No answer. Then: “We’ve got to get some sleep.” She reached under her pillow and brought out a sleeping mask.
“What went wrong. Come on.”
“Did something go wrong? Yeah, it went wrong.” She put the mask back under the pillow and exhaled slowly. “At home, actually. It all happened too close by, more or less in Dad’s face, and then enough was enough. After eleven months Siem had totally had it with him. Wilbert had to go, the rotten apple had to be chucked out, and soon, before they hurt each other. That mood hung in the house for weeks. They needed a scapegoat.”

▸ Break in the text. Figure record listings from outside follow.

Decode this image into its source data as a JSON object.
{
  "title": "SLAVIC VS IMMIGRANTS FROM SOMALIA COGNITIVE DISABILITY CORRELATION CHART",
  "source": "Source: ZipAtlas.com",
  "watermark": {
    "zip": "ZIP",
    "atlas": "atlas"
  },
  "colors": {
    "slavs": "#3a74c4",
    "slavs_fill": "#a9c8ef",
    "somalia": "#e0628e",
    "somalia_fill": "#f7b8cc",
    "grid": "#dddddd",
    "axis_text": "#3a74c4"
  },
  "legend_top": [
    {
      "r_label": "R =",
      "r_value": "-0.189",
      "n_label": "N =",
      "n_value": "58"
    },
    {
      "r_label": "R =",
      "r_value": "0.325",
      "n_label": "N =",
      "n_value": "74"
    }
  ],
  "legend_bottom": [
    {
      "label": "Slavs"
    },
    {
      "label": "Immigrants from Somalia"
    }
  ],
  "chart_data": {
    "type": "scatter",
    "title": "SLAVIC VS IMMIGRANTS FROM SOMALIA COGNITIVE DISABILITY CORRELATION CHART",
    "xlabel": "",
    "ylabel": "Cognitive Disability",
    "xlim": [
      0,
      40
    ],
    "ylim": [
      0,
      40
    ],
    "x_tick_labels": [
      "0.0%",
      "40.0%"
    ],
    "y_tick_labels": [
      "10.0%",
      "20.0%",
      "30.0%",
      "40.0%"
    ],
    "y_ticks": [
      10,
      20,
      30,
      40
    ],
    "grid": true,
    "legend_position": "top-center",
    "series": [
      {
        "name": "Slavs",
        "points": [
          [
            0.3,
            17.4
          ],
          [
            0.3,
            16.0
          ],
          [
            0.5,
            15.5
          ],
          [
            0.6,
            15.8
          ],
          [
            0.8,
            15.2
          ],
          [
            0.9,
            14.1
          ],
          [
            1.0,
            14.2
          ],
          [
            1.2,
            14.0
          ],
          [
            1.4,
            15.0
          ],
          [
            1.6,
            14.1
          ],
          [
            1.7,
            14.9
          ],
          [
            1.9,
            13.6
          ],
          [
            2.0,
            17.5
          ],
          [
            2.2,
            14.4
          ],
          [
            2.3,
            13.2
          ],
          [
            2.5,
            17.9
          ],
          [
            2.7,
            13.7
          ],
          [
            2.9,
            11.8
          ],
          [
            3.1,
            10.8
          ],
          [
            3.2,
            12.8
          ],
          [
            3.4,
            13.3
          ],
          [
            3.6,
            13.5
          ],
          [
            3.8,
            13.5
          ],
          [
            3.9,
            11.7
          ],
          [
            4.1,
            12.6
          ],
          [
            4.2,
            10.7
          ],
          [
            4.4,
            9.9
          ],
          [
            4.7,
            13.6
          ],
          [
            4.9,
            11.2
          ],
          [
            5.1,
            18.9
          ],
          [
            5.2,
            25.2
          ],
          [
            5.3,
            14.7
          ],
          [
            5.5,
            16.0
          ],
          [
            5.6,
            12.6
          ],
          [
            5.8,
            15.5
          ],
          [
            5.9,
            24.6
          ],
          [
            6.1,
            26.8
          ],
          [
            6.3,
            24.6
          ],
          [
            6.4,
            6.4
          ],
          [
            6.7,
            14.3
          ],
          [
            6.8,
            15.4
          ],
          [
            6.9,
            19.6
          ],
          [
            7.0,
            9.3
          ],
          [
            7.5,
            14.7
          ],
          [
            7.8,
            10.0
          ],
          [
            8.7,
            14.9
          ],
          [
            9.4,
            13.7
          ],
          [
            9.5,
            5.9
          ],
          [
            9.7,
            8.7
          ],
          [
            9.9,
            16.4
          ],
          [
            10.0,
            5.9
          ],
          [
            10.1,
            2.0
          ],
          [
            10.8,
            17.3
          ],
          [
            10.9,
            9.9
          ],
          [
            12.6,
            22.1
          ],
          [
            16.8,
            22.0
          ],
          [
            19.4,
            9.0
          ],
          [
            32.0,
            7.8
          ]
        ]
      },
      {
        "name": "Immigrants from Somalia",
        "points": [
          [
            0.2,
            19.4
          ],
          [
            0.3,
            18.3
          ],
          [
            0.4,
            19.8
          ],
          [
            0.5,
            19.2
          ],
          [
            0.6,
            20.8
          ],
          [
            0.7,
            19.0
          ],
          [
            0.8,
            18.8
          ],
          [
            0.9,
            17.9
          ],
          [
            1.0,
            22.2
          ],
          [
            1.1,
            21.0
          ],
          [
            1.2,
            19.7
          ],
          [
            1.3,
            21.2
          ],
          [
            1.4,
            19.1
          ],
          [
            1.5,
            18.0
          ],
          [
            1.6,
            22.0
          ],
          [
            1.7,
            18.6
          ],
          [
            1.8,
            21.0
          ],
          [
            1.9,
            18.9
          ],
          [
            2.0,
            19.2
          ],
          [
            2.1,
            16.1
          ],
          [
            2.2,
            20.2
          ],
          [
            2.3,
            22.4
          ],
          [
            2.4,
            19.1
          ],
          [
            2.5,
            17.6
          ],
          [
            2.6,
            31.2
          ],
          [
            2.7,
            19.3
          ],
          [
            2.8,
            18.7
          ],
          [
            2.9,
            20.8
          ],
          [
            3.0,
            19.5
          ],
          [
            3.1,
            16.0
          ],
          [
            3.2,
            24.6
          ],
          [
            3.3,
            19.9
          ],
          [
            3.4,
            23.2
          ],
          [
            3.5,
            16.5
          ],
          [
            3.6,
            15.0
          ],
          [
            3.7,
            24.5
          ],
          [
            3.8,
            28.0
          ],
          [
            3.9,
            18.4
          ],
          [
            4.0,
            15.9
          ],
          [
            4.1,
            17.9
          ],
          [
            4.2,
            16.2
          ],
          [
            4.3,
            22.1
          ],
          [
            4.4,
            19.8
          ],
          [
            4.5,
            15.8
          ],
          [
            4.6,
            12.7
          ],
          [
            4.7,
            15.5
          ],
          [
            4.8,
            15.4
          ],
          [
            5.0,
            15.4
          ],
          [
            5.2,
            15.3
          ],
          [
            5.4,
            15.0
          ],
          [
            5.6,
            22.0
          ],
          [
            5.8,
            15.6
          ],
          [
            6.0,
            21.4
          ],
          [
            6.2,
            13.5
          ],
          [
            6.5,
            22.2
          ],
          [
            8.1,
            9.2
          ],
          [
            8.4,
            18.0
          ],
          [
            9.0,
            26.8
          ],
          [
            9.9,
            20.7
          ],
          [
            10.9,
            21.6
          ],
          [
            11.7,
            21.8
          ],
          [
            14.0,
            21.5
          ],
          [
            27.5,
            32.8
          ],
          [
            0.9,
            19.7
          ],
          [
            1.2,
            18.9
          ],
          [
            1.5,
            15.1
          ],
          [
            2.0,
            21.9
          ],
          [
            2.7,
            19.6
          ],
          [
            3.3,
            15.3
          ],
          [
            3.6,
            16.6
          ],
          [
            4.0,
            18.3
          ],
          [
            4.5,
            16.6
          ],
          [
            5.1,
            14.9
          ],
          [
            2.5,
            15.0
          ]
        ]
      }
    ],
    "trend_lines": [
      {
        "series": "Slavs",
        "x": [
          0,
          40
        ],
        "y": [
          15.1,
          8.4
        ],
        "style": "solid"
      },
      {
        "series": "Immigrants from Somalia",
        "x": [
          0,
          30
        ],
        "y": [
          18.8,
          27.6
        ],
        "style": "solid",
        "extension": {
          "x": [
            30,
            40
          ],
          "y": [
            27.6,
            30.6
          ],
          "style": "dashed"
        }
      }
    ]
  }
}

“A scapegoat is someone who’s innocent.” He slid his hand between the covers and her belly, he felt her pull back. With a sigh he switched off the bedside lamp.
“I was getting tutored in French at the time,” she said. “And those tutorials were given by a woman — an adult, or so I thought at the time, but in fact she was still a girl, about as old as I am now — who had just graduated cum laude from Utrecht specializing in, um … whatshername, Sartre’s battleaxe.”
“De Beauvoir.”
“Yeah. Her. But shit, what was that girl’s name again …” She was concentrating hard, it was something with an F, she said.
“Does her name matter?”
“She was a prig, but a pretty prig. Well groomed, chic, uppity, like one of those governesses in a film. Lily-white, beauty spots.”
“You were being tutored,” he pressed. Stick to the subject — but she launched into an exposé of the educational regime in their home. The minute she or Janis were faced with a C-minus, her parents would rustle up a private tutor. “Achievement is the secret code word in this family, although they’ll never admit it. Just graduate? Come on. I didn’t have to be valedictorian, but it would be nice. In Berkeley they didn’t send me to just any private school. Berkwood Hedge: small classes, emphasis on culture, tuition in the thousands. Later, in Boston, Kids Are People Middle School — American Montessori education, a Shakespeare play a year. A ‘C’ was way below par for a Sigerius.”
“And meanwhile a juvenile delinquent sat in the garden revving his motorbike,” he said.
“… Vivianne! Vivianne Hiddink. My parents doted on her. She had lived in Strasbourg, studied for a year at the Sorbonne, had started organizing programs for Studium Generale here in Twente. We’d hardly started the lessons and already my father had to invite her round. In America they used to have Richard Feynman over, if the name means anything to you, but anyway Mademoiselle Hiddink was interesting too, so why not.”